Quatre cents familles bénéficiaires

Ainsi, les responsables du CRA ont contacté les comités de villages et de quartiers dans l’élaboration des listes. « Dans le village ou le quartier, les gens se connaissent. Cela nous permettra de ne pas se tromper, c’est-à-dire, cette aide arrivera à bon port », nous a confié un membre dudit comité. Avant d’ajouter : « Nous avons préparé les colis comprenant de la semoule, du café, de l’huile et autres produits alimentaires de première nécessité. Nous allons faire bénéficier quatre cents familles qui sont dans le besoin.  » Interrogé pour savoir comment le CRA local a réussi pour mener à bien cette opération ? notre interlocuteur nous a dit : « D’abord, il y a eu les dons fournis par des gens pieux à l’occasion de ce mois sacré.
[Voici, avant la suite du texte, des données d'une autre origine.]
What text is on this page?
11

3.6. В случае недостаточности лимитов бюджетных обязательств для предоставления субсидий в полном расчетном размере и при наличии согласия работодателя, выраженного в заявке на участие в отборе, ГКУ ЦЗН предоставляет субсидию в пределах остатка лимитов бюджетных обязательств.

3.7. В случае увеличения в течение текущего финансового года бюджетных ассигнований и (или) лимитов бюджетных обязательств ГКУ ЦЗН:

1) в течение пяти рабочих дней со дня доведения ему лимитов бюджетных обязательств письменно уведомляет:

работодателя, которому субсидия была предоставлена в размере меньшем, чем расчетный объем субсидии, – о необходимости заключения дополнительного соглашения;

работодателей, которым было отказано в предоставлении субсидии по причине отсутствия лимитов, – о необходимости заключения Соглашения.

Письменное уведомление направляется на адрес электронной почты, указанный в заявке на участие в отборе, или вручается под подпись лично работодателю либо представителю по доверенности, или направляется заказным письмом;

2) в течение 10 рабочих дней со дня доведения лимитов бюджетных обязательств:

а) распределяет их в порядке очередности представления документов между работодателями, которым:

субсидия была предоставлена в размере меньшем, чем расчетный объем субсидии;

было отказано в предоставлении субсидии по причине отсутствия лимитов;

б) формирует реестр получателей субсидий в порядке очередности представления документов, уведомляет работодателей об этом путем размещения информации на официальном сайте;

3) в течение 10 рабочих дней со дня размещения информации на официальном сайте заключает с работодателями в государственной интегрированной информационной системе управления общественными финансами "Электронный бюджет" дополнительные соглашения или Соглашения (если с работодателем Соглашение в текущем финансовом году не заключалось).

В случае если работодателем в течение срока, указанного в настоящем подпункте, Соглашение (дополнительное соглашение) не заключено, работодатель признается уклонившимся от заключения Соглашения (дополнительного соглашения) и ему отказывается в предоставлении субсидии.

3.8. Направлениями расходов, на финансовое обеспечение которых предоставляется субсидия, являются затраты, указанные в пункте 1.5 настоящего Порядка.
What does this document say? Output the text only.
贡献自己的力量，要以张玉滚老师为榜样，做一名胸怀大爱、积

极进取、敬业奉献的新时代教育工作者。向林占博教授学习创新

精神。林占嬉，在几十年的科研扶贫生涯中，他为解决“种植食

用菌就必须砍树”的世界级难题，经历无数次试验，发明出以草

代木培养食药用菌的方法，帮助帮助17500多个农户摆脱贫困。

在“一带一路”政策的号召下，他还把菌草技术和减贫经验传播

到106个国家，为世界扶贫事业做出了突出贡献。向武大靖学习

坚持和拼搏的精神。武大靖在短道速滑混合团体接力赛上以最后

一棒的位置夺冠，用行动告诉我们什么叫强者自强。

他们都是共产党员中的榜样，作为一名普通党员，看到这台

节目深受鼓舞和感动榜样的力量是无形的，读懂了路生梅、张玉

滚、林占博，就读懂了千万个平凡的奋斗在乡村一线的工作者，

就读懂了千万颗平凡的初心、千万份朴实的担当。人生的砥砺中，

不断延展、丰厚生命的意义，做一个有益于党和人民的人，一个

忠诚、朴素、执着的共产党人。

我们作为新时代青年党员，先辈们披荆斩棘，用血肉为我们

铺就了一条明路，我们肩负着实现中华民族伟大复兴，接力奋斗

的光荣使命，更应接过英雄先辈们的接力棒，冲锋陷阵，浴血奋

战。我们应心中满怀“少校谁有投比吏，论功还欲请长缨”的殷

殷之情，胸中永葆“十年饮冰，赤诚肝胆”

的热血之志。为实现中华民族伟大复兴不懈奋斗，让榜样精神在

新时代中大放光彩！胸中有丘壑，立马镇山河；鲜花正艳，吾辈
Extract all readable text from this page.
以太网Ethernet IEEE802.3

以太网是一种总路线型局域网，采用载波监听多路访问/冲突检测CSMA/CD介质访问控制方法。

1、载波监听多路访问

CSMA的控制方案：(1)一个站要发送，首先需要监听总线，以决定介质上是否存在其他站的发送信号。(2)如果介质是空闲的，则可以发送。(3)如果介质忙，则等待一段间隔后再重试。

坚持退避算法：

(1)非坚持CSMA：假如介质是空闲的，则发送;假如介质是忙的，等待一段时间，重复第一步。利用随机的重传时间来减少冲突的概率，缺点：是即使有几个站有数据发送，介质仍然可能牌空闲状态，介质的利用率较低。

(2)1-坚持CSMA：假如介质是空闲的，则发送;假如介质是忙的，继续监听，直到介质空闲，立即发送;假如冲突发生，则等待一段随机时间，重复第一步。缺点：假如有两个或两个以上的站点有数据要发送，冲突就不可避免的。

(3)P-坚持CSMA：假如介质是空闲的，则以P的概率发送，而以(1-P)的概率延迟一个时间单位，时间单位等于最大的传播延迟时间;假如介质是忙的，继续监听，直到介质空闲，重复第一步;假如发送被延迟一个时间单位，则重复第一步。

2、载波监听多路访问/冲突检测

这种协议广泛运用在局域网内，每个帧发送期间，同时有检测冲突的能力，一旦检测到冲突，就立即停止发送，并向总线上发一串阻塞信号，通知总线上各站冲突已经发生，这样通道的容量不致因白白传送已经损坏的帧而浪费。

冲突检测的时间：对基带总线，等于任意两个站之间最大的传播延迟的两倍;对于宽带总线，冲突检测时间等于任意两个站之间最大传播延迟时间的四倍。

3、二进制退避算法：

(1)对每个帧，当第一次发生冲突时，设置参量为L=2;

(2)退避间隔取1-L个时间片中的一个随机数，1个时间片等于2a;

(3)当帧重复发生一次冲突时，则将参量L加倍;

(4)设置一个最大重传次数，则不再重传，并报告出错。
Ensuite, l’administrateur communal nous a aidés avec une somme de 50. 000 dinars ». Certes, l’opération a été quelque peu retardée, mais elle est la bienvenue, d’autant plus que dans cette région beaucoup de personnes ne mangent pas à leur faim. « Nous allons distribuer ces colis à la veille de la vingt-septième journée », a-t-il ajouté avant de conclure : « D’autres actions seront menées par notre comité. Ce dernier est en activité permanente depuis le renouvellement de son bureau. Il n’est pas à sa première action parce qu’il a déjà organisé en juillet dernier une opération de circoncision ». De leur côté, les imams de la région ont lancé des campagnes de sensibilisation pour la collecte de la Zakat. « Depuis que le montant de la Zakat a été fixé par le ministre des Affaires religieuses, à 70 dinars par personne, je n’ai cessé de demander aux citoyens d’accomplir ce geste car les fonds ramassés seront destinés à des gens démunis avant la prière de l’Aïd El Fitr », nous a informés M. Ali Naïli, l’imam de la mosquée de Adila. Enfin, il y a lieu d’ajouter qu’en ce mois de piété, les fidèles et les âmes charitables ont multiplié en solo leurs action de solidarité envers cette frange de la société. Certes, ces gestes sont louables à plus d’un titre, mais il faudrait que les pouvoirs publics pensent au moyen de prendre en charge ces gens de manière constante car ceux-ci ou celles-ci ne mangent pas seulement pendant le mois de carême.